先ほど「飼い主さまと動物たちと同じ目線で」とお話しましたが、この考え方は、病院の運営にもそのまま同じことが言えます。スタッフに対しては常に同じ目線で話をしますし、上から偉そうなことは決して言いません。スタッフも家族のような感覚ですよね。一人ひとりがバラバラに作業をするのではなく、全員で一つのチームという考え方です。

当院には診察室はいくつかありますが、処置をする場所というのは一箇所しかないんです。もちろん、効率的には複数設けた方が良いのですが、それだと作業の共有ができない。治療場所を一箇所にすることで、みんなが目を通し、治療を共有できるんですね。

入れ替わり立ち替わり、順番待ちしながら一つの処置室で治療をしていますよ。なんといっても人間ですから、一人だとどうしても間違いが起きてしまう。誤診というものがどうしても出てくるんですね。だけど、みんなが目を通す環境で間違いが起きれば、それを誰かが指摘できます。周りで見ている人が反応してくれるんですね。

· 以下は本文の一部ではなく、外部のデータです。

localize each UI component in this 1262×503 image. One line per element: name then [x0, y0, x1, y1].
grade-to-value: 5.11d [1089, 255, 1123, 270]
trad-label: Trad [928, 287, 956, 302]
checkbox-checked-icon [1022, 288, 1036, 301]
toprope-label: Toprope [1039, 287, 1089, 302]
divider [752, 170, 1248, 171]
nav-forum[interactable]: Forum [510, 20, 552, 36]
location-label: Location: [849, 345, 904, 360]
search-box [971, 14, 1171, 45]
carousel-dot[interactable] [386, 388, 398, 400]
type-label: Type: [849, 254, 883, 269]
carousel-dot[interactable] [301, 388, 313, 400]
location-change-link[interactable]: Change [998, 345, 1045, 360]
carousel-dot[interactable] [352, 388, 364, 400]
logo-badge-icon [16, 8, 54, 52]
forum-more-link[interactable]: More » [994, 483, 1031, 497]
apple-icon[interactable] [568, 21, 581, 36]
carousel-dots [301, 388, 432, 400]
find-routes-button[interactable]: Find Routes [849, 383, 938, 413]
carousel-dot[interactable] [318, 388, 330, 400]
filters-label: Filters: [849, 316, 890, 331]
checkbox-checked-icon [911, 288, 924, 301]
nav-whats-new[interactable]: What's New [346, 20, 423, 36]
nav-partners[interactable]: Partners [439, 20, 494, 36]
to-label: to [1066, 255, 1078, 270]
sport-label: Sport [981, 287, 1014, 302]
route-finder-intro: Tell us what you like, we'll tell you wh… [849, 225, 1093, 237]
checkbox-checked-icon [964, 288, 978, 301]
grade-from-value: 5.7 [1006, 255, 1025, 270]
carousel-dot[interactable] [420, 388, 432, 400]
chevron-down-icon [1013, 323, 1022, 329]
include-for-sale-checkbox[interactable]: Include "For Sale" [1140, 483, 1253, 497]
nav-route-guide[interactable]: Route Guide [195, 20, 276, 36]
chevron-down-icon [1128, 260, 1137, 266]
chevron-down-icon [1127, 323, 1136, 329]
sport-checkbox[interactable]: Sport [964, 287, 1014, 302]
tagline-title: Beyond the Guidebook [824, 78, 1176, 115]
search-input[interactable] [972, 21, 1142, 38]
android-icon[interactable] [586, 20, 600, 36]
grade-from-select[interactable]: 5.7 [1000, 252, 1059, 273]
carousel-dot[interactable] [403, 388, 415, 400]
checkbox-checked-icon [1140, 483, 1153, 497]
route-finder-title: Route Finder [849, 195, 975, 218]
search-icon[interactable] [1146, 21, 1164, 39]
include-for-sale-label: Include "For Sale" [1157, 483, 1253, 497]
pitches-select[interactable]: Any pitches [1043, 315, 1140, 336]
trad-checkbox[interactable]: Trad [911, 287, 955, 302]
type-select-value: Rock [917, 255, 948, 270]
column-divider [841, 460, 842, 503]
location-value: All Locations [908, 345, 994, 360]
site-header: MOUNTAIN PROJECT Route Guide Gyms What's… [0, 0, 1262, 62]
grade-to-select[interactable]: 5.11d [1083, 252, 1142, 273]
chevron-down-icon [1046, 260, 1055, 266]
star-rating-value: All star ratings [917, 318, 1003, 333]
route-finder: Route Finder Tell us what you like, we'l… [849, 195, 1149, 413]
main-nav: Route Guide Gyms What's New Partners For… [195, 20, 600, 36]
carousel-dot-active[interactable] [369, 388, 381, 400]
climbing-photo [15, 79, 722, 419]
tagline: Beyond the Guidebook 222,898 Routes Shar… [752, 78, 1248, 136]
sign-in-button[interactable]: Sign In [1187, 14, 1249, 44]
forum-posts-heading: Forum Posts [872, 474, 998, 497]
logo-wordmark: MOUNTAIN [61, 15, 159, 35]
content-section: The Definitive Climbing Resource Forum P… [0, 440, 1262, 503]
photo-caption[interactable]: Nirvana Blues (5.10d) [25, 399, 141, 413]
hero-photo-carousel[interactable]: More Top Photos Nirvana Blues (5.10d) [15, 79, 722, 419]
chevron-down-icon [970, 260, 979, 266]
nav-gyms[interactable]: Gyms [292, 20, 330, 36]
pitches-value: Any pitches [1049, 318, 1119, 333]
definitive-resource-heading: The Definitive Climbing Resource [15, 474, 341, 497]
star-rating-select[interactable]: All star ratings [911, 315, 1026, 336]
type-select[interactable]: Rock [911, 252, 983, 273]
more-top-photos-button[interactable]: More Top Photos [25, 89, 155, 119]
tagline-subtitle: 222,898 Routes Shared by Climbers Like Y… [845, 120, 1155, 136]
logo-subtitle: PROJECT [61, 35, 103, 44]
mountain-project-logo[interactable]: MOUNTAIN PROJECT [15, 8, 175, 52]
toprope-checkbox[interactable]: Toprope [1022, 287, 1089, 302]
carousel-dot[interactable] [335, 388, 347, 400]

その環境があるから、間違いというのは非常に起きにくくなります。困ったことがあれば誰かにすぐ相談できる環境や、難題を一人で背負い込まなくても良いという環境はとても大切で、それがチーム医療の最大の利点ですね。チーム間のコミュニケーションが取れているので、当院のスタッフはプライベートでも仲が良いんですよ(笑)。みんなで旅行になんか行ったりしてね。「同じ釜の飯を食った仲」なんて言葉があるけど、本当にそれは大切だと思いますね。

人というのは不思議なもので、一緒にご飯を食べたら心が通じ合っちゃう所あるんですよね。そうすることで本音も出てきますしね。院長があまり偉そうにしてるとそういう関係も築けないように感じます。

当院は今年で開業28年目になりますが、歴代のスタッフの「こうしたほうがいい」「ああしたほうがいい」といった意見を取り入れていって、今の病院があります。病院のために、動物のために、スタッフが気兼ねなく意見を言い合える環境は非常に大切だと考えています。

この地域に関して、病院の患者さまに対して

父方の実家が亀戸にあるもので、ここ亀戸には中学の頃から住んでいますのでやはり愛着があります。下町ならではの情緒というか、そういう雰囲気は今も昔も変わらずありますね。当院は開業以来ずっとこの土地で診療を続けてきました。

どちらが良いという話ではなくて、例えば山の手のあたりとこの辺り(亀戸)では客層も全く違うと感じます。この地域の患者さまですと「先生にお任せしますよ」といった患者さまが多いですね(笑)。良い関係を築きやすい環境と言えると思います。そういった患者さまにももちろん治療の説明は細かくしっかりと行いますが、大体のことは我々に任せていただけることが多いですね。

患者さまに対しては、病気になってから病院に来る方が多いですが、やはり健康な時にこそ病院に来ておくのが大切です。というのが、先ほども申し上げたように飼い主さまとある程度の人間関係が出来ていた方が、治療を行いやすいということがあります。また、飼い主さまにとっても、獣医師とある程度心が通じている状態のほうが安心できると思います。

さらに、動物には同じ品種でも大きい子もいれば小さい子もいるし性格も全く違って、正常値というものがあって無いようなものなんですね。人間だと大体の目安はあるけれど、動物だとその目安の幅がものすごく広い。その子の正常値のデータを病院が把握していないと、具合が悪くなった時にどこが悪いのか判断できないんですね。

普段から病院に来て、ワクチンやフィラリア等の予防だけでなく、健康診断を受けて欲しい。「病気じゃないからしない」のではなく、「病気になった時のためにする」という意識を持ってもらいたいですね。

その子の正常値を残しておければ、病気になった時にそのデータはとても大切なものになります。よく来る子なんかは具合が悪ければ見たらすぐわかりますよ。室内飼いの猫ちゃん等、普段外に出す機会の少ない子なんかだと、ほぼ無菌状態で生活しているために抵抗力が弱いケースが多いので、年に一回でも二回でも病院に連れてくることをお勧めしますよ。